North Korean Nuke Tests

We hear talk all the time about how "it doesn't matter" that there were no WMDs in Iraq, we were justified in overthrowing their government because Saddam was a totalitarian who killed tens of thousands. Interesting. North Korea is the ONLY country in the world to experience negative population growth for the last 5 years. People are shot for trying to swim across the river into China to get away from the starvation. The principle crops in North Korea are Opium and tobacco (for counterfeit cigarettes). Yet, rather than hardball these people, the U.S. has a policy of coddling them, approaching them with diplomacy. Why? Because we don't know how they'll react, really. That, and we don't want to tick off China by attacking their buffer zone to South Korea and Japan.

This is likely the reason we don't push more strongly for an independent Taiwan, as well. Sort of a quid pro quo type situation. But I digress...

North Korea's Kim Chong-Il is one of the hardest world leaders to understand. I have no doubt that he would be willing to use a Nuclear Weapon on the Penninsula, especially if it appears he's going to lose his power and his Juche ideal.
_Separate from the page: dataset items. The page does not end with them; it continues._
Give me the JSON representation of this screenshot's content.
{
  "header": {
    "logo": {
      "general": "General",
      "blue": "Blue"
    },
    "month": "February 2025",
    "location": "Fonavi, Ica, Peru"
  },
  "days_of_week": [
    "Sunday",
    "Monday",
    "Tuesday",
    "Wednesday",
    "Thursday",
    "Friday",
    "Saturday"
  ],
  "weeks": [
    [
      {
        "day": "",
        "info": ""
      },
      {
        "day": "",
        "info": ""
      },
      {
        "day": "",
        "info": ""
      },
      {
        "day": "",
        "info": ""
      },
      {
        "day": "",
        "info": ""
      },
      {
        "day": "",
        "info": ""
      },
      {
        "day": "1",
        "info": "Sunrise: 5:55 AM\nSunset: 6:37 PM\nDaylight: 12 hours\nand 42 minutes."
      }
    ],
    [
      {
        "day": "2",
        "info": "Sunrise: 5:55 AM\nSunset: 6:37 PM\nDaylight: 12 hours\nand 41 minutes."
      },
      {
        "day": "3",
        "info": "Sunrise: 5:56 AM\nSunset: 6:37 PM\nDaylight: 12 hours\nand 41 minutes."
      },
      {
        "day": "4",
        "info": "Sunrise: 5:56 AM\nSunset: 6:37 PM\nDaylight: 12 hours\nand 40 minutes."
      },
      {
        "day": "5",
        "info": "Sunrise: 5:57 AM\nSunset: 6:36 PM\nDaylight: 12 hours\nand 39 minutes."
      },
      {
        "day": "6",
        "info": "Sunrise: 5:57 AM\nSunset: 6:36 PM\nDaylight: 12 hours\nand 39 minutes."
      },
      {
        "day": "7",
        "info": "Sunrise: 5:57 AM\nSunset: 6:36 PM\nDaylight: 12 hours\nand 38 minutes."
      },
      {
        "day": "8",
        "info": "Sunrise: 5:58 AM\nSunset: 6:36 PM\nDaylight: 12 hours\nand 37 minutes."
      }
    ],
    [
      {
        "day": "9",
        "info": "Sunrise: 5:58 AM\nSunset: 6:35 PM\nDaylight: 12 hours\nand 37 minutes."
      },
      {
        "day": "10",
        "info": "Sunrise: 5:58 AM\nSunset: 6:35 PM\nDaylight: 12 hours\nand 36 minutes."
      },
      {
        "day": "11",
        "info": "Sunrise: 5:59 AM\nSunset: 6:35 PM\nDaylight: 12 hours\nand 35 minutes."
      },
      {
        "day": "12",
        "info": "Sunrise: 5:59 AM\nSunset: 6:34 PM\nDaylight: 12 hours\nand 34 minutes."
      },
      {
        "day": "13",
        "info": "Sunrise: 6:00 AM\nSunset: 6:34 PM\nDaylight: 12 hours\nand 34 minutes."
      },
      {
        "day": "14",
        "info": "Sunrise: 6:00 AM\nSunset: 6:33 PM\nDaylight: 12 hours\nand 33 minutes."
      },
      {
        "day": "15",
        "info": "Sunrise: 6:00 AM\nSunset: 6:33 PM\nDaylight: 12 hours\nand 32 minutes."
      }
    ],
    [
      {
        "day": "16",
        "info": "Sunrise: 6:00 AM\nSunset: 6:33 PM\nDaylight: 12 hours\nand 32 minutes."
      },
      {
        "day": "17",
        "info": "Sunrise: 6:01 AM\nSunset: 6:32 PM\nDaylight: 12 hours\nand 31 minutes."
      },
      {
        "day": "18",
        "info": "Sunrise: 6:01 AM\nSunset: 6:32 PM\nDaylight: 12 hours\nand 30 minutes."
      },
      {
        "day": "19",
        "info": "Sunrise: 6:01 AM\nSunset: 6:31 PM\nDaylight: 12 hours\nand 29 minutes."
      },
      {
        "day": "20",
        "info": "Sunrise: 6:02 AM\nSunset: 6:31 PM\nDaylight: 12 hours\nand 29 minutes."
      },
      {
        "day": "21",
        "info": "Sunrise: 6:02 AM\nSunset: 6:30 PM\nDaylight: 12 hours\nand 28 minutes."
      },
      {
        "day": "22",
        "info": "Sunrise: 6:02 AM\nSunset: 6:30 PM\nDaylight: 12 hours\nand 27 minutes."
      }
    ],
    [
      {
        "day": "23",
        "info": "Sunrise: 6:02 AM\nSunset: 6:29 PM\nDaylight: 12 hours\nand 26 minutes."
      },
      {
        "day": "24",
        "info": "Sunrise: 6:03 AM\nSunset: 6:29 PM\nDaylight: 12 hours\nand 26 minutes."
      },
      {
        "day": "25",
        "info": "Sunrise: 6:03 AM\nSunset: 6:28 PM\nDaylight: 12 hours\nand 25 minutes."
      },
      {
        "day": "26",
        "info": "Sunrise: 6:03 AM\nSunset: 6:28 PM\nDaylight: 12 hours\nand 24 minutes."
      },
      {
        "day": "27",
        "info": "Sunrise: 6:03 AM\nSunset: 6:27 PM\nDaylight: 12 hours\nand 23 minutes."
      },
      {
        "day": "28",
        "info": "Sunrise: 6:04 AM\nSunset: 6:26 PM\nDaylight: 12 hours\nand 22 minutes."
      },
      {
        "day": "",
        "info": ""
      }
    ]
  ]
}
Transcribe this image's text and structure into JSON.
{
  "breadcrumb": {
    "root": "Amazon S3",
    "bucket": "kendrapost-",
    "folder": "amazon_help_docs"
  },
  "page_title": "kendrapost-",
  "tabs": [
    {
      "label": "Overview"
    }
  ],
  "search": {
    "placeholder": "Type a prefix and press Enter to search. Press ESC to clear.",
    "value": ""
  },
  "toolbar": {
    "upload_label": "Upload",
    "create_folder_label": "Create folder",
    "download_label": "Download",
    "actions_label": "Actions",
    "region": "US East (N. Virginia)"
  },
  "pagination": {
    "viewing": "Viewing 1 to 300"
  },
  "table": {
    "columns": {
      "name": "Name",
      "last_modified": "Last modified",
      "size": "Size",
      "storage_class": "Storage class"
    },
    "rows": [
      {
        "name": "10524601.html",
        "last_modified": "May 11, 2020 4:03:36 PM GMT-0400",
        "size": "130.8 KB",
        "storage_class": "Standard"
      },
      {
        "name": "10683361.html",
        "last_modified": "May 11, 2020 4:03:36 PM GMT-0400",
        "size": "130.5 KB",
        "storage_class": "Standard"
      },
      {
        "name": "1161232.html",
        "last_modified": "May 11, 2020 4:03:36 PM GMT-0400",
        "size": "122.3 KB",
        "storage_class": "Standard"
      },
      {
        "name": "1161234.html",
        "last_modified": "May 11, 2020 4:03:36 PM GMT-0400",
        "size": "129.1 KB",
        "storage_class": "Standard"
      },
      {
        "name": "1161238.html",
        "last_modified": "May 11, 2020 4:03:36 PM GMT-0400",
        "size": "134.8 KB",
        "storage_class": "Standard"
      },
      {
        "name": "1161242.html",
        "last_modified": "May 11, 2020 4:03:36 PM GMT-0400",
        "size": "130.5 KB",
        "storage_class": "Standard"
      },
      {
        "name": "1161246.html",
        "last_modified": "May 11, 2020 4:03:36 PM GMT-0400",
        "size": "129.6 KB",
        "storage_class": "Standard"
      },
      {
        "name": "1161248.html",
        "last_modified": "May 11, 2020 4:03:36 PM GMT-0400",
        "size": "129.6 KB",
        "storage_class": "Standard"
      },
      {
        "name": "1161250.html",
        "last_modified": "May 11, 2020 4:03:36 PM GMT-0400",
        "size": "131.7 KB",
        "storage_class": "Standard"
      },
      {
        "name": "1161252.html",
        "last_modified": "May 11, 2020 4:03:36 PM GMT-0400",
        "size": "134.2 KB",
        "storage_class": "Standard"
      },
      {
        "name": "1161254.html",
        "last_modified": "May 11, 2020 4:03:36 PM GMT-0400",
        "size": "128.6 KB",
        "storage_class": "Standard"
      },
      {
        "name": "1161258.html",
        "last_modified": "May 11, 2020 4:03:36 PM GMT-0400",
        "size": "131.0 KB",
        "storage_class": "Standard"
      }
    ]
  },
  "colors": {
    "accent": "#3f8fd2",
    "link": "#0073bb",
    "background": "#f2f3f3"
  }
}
That's probably the most concrete reason we don't intervene on their regime to help the poor North Koreans who can't fight for themselves against the oppression. Still, if the U.S. has such a vested interest in human rights, wouldn't it make sense to follow through in this situation?

3 comments:

red.hot.mamma! said...

wait a minute, are you asking for u.s. foreign policy to be logical? tsk tsk. you should know better than that! ;-)

Steve said...

We're talking about a country that had a population of about 24 million in 1995 and has about 22 million now. That's a significant drop...

Bookworm said...

I do find North Korea the scariest country right now, because its leadership does not seem to respond to any rational norms -- and because it's got China protecting its back. I have to say that the Clinton administration didn't help things because, to the extent Korea's leadership to rationally respond to stimuli, the Clinton policy was consistently to reward Korea for rogue behavior and promise-breaking. Even crazy people understand those types of rewards.